One of the biggest differences between HCSMs and health insurance is that many HCSMs typically don’t work directly with providers. Not having payer-negotiated provider networks leaves the process of working on provider payments to patients.

“Some HCSM members report that the process of personally negotiating discounts, keeping track of payments from many different providers and managing payment from multiple sources is stressful and time-consuming,” Goe wrote.

This could create administrative headaches for both the individual and the provider that could result in strained patient relations, an increase in patient collections and issues with the revenue cycle. Payers are more reliable in paying claims than members, so self-pay plans may cause more uncompensated care.

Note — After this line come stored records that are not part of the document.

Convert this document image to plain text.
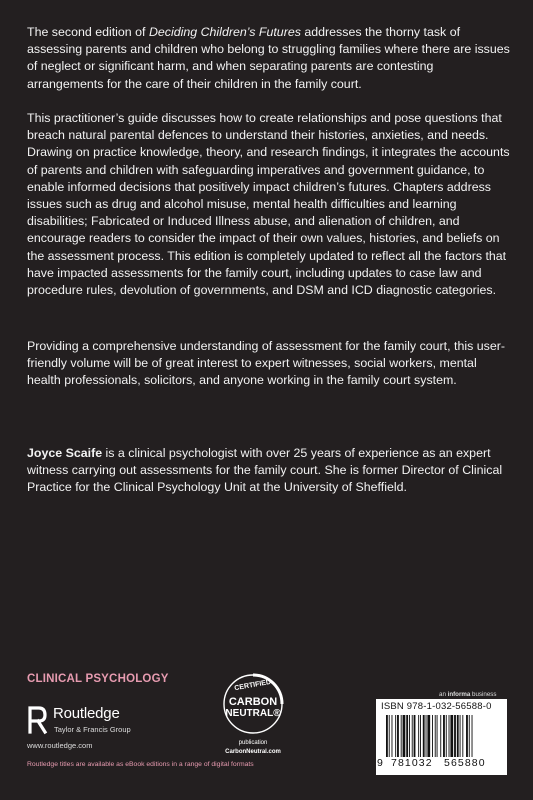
The second edition of Deciding Children’s Futures addresses the thorny task of assessing parents and children who belong to struggling families where there are issues of neglect or significant harm, and when separating parents are contesting arrangements for the care of their children in the family court.

This practitioner’s guide discusses how to create relationships and pose questions that breach natural parental defences to understand their histories, anxieties, and needs. Drawing on practice knowledge, theory, and research findings, it integrates the accounts of parents and children with safeguarding imperatives and government guidance, to enable informed decisions that positively impact children’s futures. Chapters address issues such as drug and alcohol misuse, mental health difficulties and learning disabilities; Fabricated or Induced Illness abuse, and alienation of children, and encourage readers to consider the impact of their own values, histories, and beliefs on the assessment process. This edition is completely updated to reflect all the factors that have impacted assessments for the family court, including updates to case law and procedure rules, devolution of governments, and DSM and ICD diagnostic categories.

Providing a comprehensive understanding of assessment for the family court, this user-friendly volume will be of great interest to expert witnesses, social workers, mental health professionals, solicitors, and anyone working in the family court system.

Joyce Scaife is a clinical psychologist with over 25 years of experience as an expert witness carrying out assessments for the family court. She is former Director of Clinical Practice for the Clinical Psychology Unit at the University of Sheffield.

CLINICAL PSYCHOLOGY
Routledge
Taylor & Francis Group
www.routledge.com
Routledge titles are available as eBook editions in a range of digital formats
CERTIFIED
CARBON
NEUTRAL®
publication
CarbonNeutral.com
an informa business
ISBN 978-1-032-56588-0
9 781032 565880
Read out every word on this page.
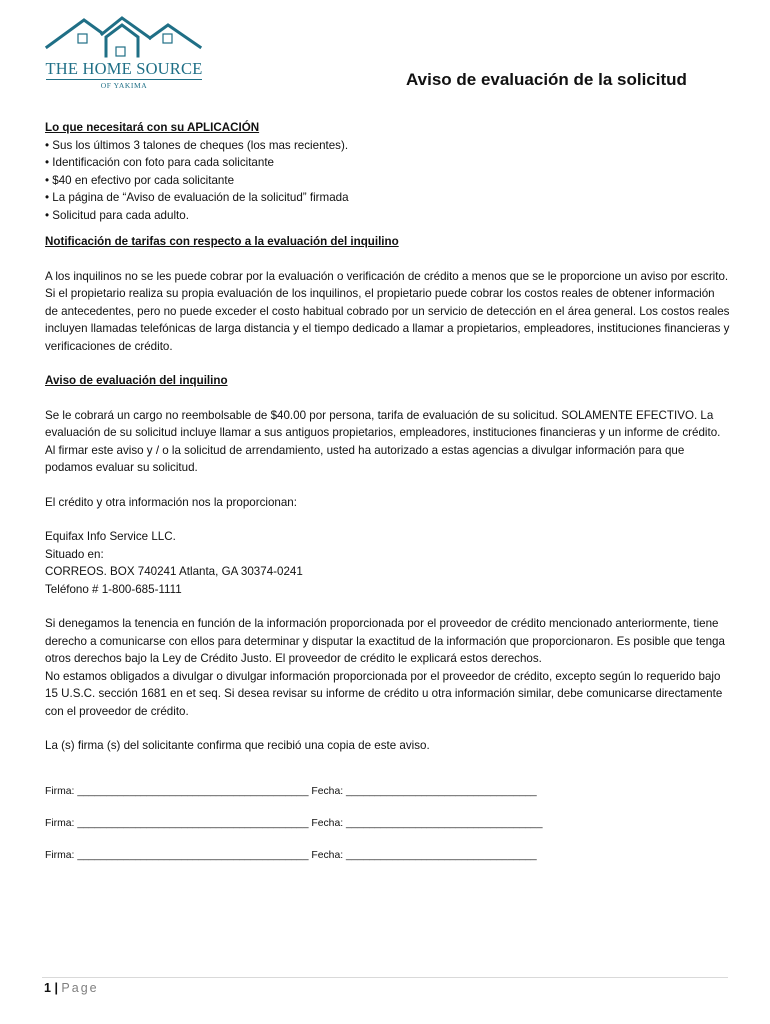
THE HOME SOURCE
OF YAKIMA	Aviso de evaluación de la solicitud
Lo que necesitará con su APLICACIÓN
• Sus los últimos 3 talones de cheques (los mas recientes).
• Identificación con foto para cada solicitante
• $40 en efectivo por cada solicitante
• La página de “Aviso de evaluación de la solicitud” firmada
• Solicitud para cada adulto.
Notificación de tarifas con respecto a la evaluación del inquilino

A los inquilinos no se les puede cobrar por la evaluación o verificación de crédito a menos que se le proporcione un aviso por escrito. Si el propietario realiza su propia evaluación de los inquilinos, el propietario puede cobrar los costos reales de obtener información de antecedentes, pero no puede exceder el costo habitual cobrado por un servicio de detección en el área general. Los costos reales incluyen llamadas telefónicas de larga distancia y el tiempo dedicado a llamar a propietarios, empleadores, instituciones financieras y verificaciones de crédito.

Aviso de evaluación del inquilino

Se le cobrará un cargo no reembolsable de $40.00 por persona, tarifa de evaluación de su solicitud. SOLAMENTE EFECTIVO. La evaluación de su solicitud incluye llamar a sus antiguos propietarios, empleadores, instituciones financieras y un informe de crédito. Al firmar este aviso y / o la solicitud de arrendamiento, usted ha autorizado a estas agencias a divulgar información para que podamos evaluar su solicitud.

El crédito y otra información nos la proporcionan:

Equifax Info Service LLC.
Situado en:
CORREOS. BOX 740241 Atlanta, GA 30374-0241
Teléfono # 1-800-685-1111

Si denegamos la tenencia en función de la información proporcionada por el proveedor de crédito mencionado anteriormente, tiene derecho a comunicarse con ellos para determinar y disputar la exactitud de la información que proporcionaron. Es posible que tenga otros derechos bajo la Ley de Crédito Justo. El proveedor de crédito le explicará estos derechos.

No estamos obligados a divulgar o divulgar información proporcionada por el proveedor de crédito, excepto según lo requerido bajo 15 U.S.C. sección 1681 en et seq. Si desea revisar su informe de crédito u otra información similar, debe comunicarse directamente con el proveedor de crédito.

La (s) firma (s) del solicitante confirma que recibió una copia de este aviso.

Firma: ________________________________________ Fecha: _________________________________
Firma: ________________________________________ Fecha: __________________________________
Firma: ________________________________________ Fecha: _________________________________
1 | Page
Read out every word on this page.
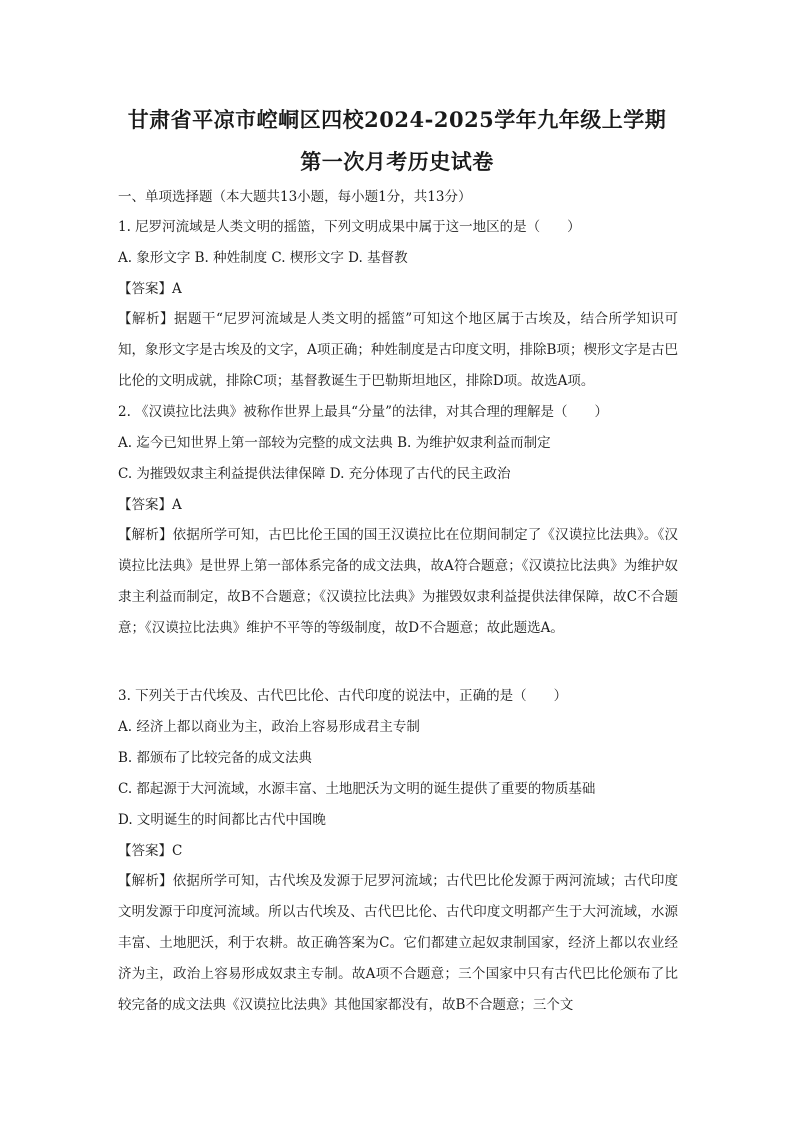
甘肃省平凉市崆峒区四校2024-2025学年九年级上学期
第一次月考历史试卷
一、单项选择题（本大题共13小题，每小题1分，共13分）
1. 尼罗河流域是人类文明的摇篮，下列文明成果中属于这一地区的是（　　）
A. 象形文字 B. 种姓制度 C. 楔形文字 D. 基督教
【答案】A
【解析】据题干“尼罗河流域是人类文明的摇篮”可知这个地区属于古埃及，结合所学知识可知，象形文字是古埃及的文字，A项正确；种姓制度是古印度文明，排除B项；楔形文字是古巴比伦的文明成就，排除C项；基督教诞生于巴勒斯坦地区，排除D项。故选A项。
2. 《汉谟拉比法典》被称作世界上最具“分量”的法律，对其合理的理解是（　　）
A. 迄今已知世界上第一部较为完整的成文法典 B. 为维护奴隶利益而制定
C. 为摧毁奴隶主利益提供法律保障 D. 充分体现了古代的民主政治
【答案】A
【解析】依据所学可知，古巴比伦王国的国王汉谟拉比在位期间制定了《汉谟拉比法典》。《汉谟拉比法典》是世界上第一部体系完备的成文法典，故A符合题意；《汉谟拉比法典》为维护奴隶主利益而制定，故B不合题意；《汉谟拉比法典》为摧毁奴隶利益提供法律保障，故C不合题意；《汉谟拉比法典》维护不平等的等级制度，故D不合题意；故此题选A。
3. 下列关于古代埃及、古代巴比伦、古代印度的说法中，正确的是（　　）
A. 经济上都以商业为主，政治上容易形成君主专制
B. 都颁布了比较完备的成文法典
C. 都起源于大河流域，水源丰富、土地肥沃为文明的诞生提供了重要的物质基础
D. 文明诞生的时间都比古代中国晚
【答案】C
【解析】依据所学可知，古代埃及发源于尼罗河流域；古代巴比伦发源于两河流域；古代印度文明发源于印度河流域。所以古代埃及、古代巴比伦、古代印度文明都产生于大河流域，水源丰富、土地肥沃，利于农耕。故正确答案为C。它们都建立起奴隶制国家，经济上都以农业经济为主，政治上容易形成奴隶主专制。故A项不合题意；三个国家中只有古代巴比伦颁布了比较完备的成文法典《汉谟拉比法典》其他国家都没有，故B不合题意；三个文
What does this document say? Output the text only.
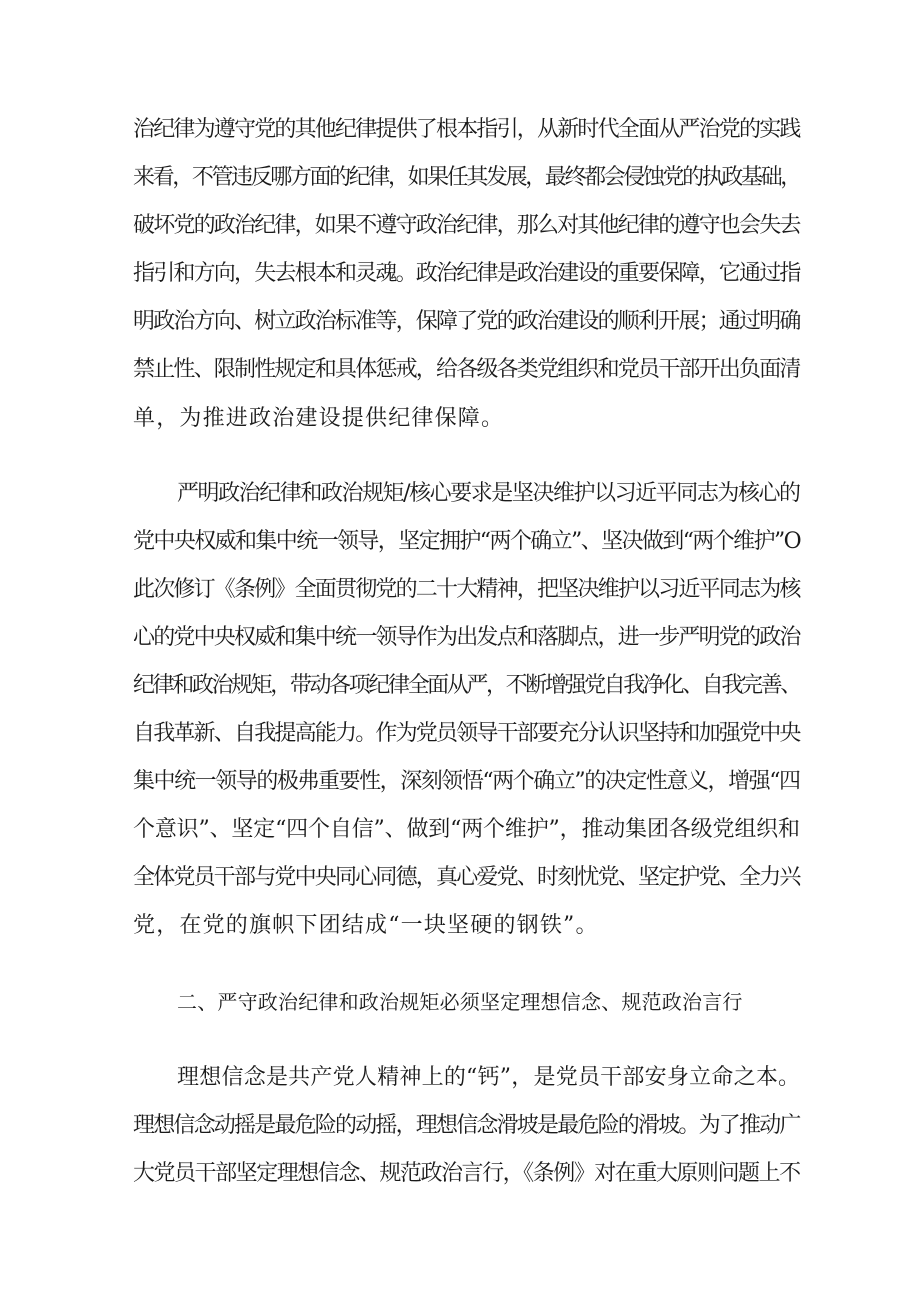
治纪律为遵守党的其他纪律提供了根本指引，从新时代全面从严治党的实践
来看，不管违反哪方面的纪律，如果任其发展，最终都会侵蚀党的执政基础，
破坏党的政治纪律，如果不遵守政治纪律，那么对其他纪律的遵守也会失去
指引和方向，失去根本和灵魂。政治纪律是政治建设的重要保障，它通过指
明政治方向、树立政治标准等，保障了党的政治建设的顺利开展；通过明确
禁止性、限制性规定和具体惩戒，给各级各类党组织和党员干部开出负面清
单，为推进政治建设提供纪律保障。
严明政治纪律和政治规矩/核心要求是坚决维护以习近平同志为核心的
党中央权威和集中统一领导，坚定拥护“两个确立”、坚决做到“两个维护”O
此次修订《条例》全面贯彻党的二十大精神，把坚决维护以习近平同志为核
心的党中央权威和集中统一领导作为出发点和落脚点，进一步严明党的政治
纪律和政治规矩，带动各项纪律全面从严，不断增强党自我净化、自我完善、
自我革新、自我提高能力。作为党员领导干部要充分认识坚持和加强党中央
集中统一领导的极弗重要性，深刻领悟“两个确立”的决定性意义，增强“四
个意识”、坚定“四个自信”、做到“两个维护”，推动集团各级党组织和
全体党员干部与党中央同心同德，真心爱党、时刻忧党、坚定护党、全力兴
党，在党的旗帜下团结成“一块坚硬的钢铁”。
二、严守政治纪律和政治规矩必须坚定理想信念、规范政治言行
理想信念是共产党人精神上的“钙”，是党员干部安身立命之本。
理想信念动摇是最危险的动摇，理想信念滑坡是最危险的滑坡。为了推动广
大党员干部坚定理想信念、规范政治言行，《条例》对在重大原则问题上不
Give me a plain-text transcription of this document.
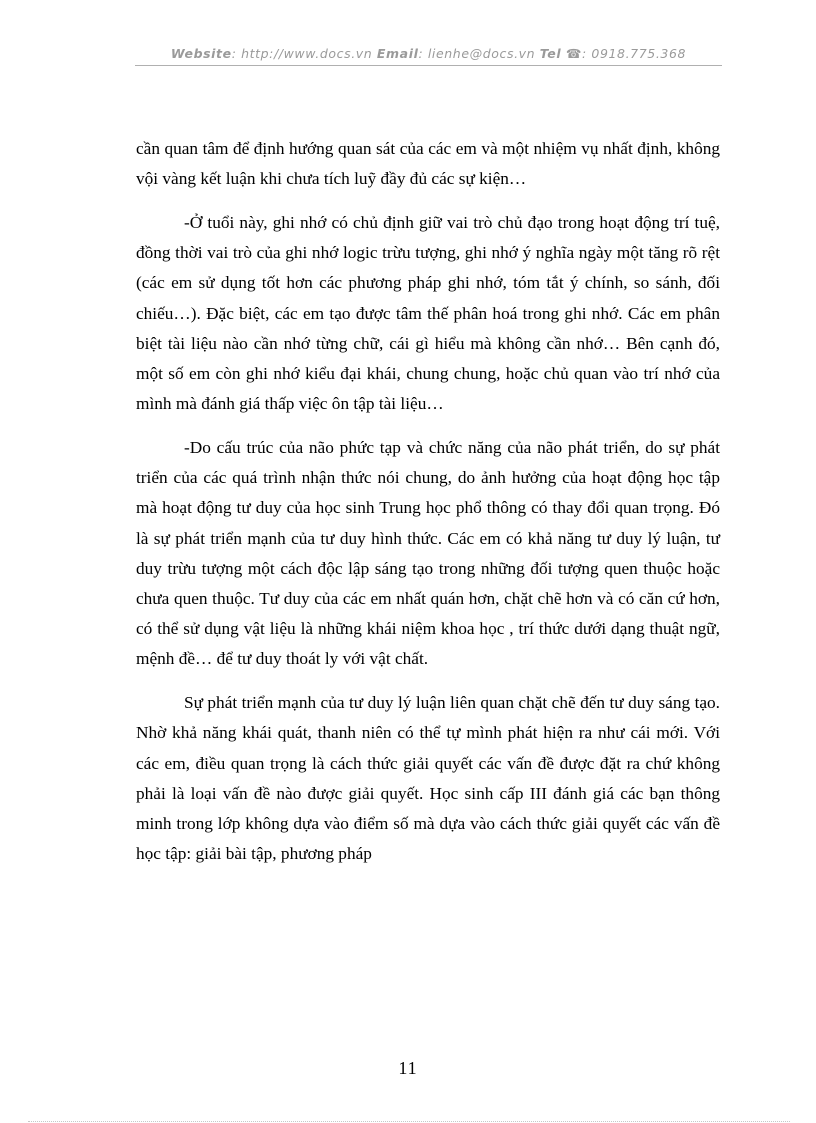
Website: http://www.docs.vn Email: lienhe@docs.vn Tel ☎: 0918.775.368

cần quan tâm để định hướng quan sát của các em và một nhiệm vụ nhất định, không vội vàng kết luận khi chưa tích luỹ đầy đủ các sự kiện…

-Ở tuổi này, ghi nhớ có chủ định giữ vai trò chủ đạo trong hoạt động trí tuệ, đồng thời vai trò của ghi nhớ logic trừu tượng, ghi nhớ ý nghĩa ngày một tăng rõ rệt (các em sử dụng tốt hơn các phương pháp ghi nhớ, tóm tắt ý chính, so sánh, đối chiếu…). Đặc biệt, các em tạo được tâm thế phân hoá trong ghi nhớ. Các em phân biệt tài liệu nào cần nhớ từng chữ, cái gì hiểu mà không cần nhớ… Bên cạnh đó, một số em còn ghi nhớ kiểu đại khái, chung chung, hoặc chủ quan vào trí nhớ của mình mà đánh giá thấp việc ôn tập tài liệu…

-Do cấu trúc của não phức tạp và chức năng của não phát triển, do sự phát triển của các quá trình nhận thức nói chung, do ảnh hưởng của hoạt động học tập mà hoạt động tư duy của học sinh Trung học phổ thông có thay đổi quan trọng. Đó là sự phát triển mạnh của tư duy hình thức. Các em có khả năng tư duy lý luận, tư duy trừu tượng một cách độc lập sáng tạo trong những đối tượng quen thuộc hoặc chưa quen thuộc. Tư duy của các em nhất quán hơn, chặt chẽ hơn và có căn cứ hơn, có thể sử dụng vật liệu là những khái niệm khoa học , trí thức dưới dạng thuật ngữ, mệnh đề… để tư duy thoát ly với vật chất.

Sự phát triển mạnh của tư duy lý luận liên quan chặt chẽ đến tư duy sáng tạo. Nhờ khả năng khái quát, thanh niên có thể tự mình phát hiện ra như cái mới. Với các em, điều quan trọng là cách thức giải quyết các vấn đề được đặt ra chứ không phải là loại vấn đề nào được giải quyết. Học sinh cấp III đánh giá các bạn thông minh trong lớp không dựa vào điểm số mà dựa vào cách thức giải quyết các vấn đề học tập: giải bài tập, phương pháp

11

“(Providers) are dependent on the patient being able to pay out of pocket,” Volk said.

HCSMs don’t guarantee a certain level of reimbursement. That could mean a patient receives care, gets a lower-than-expected reimbursement from the HCSM and can’t afford to pay the difference.

There’s another concern about not having negotiated arrangements with providers. Goe said the arrangements protect consumers and “strive to bend the healthcare cost curve.” For instance, Goe said the ACA covers services to prevent chronic disease. These payer programs can reduce more expensive healthcare costs later. Instead, HCSMs “do not usually engage in that activity and may actually add to the problem, instead of contributing to the solution,” Goe wrote.

When it comes to hospitalizations, Weldon said an HCSM may negotiate with hospitals. Weldon, a practicing physician who served 14 years in Congress, said the ministry will seek the Medicare rate.

Though many HCSMs don’t have provider networks, Medi-Share is one that offers a network of more than 700,000 providers, including hospitals, surgery centers, primary care providers, specialists and diagnostic labs.

Gardner said members don’t have to negotiate with in-network providers. Instead, they pay a provider fee ($35 for doctor visits and hospitalizations and $135 for emergency room visits). They would still file their claims to the HCSM for approval.

“Members can save on their medical expenses by choosing an in-network provider, but are able to choose any provider they would like, whether in- or out-of-network,” Gardener said.

The future of HCSMs

The Trump administration’s plan to expand short-term plans and AHPs may soon provide more competition for plans exempt from ACA regulations and further destabilize the individual market and ACA exchanges.

The administration is looking to allow greater leeway for AHPs. The administration also plans to expand short-term health plans from three months to a year.

AHP and short-term plan expansion could also cut into HCSM membership, which is much higher than the 68,000 people that the Kaiser Family Foundation said were covered by short-term plans in 2016.

Weldon said the expansion of other plans may reduce HCSM growth, but that’s not a bad thing.

“I think it may decrease the rate of growth, but I think it would probably be a good thing if it grew a little bit more slowly,” Weldon said, adding that the recent growth has been a challenge for HCSMs. “If association health plans take off, that could be something that could be more competitive. I think that’s a good thing. Competition is always a good thing in any market.”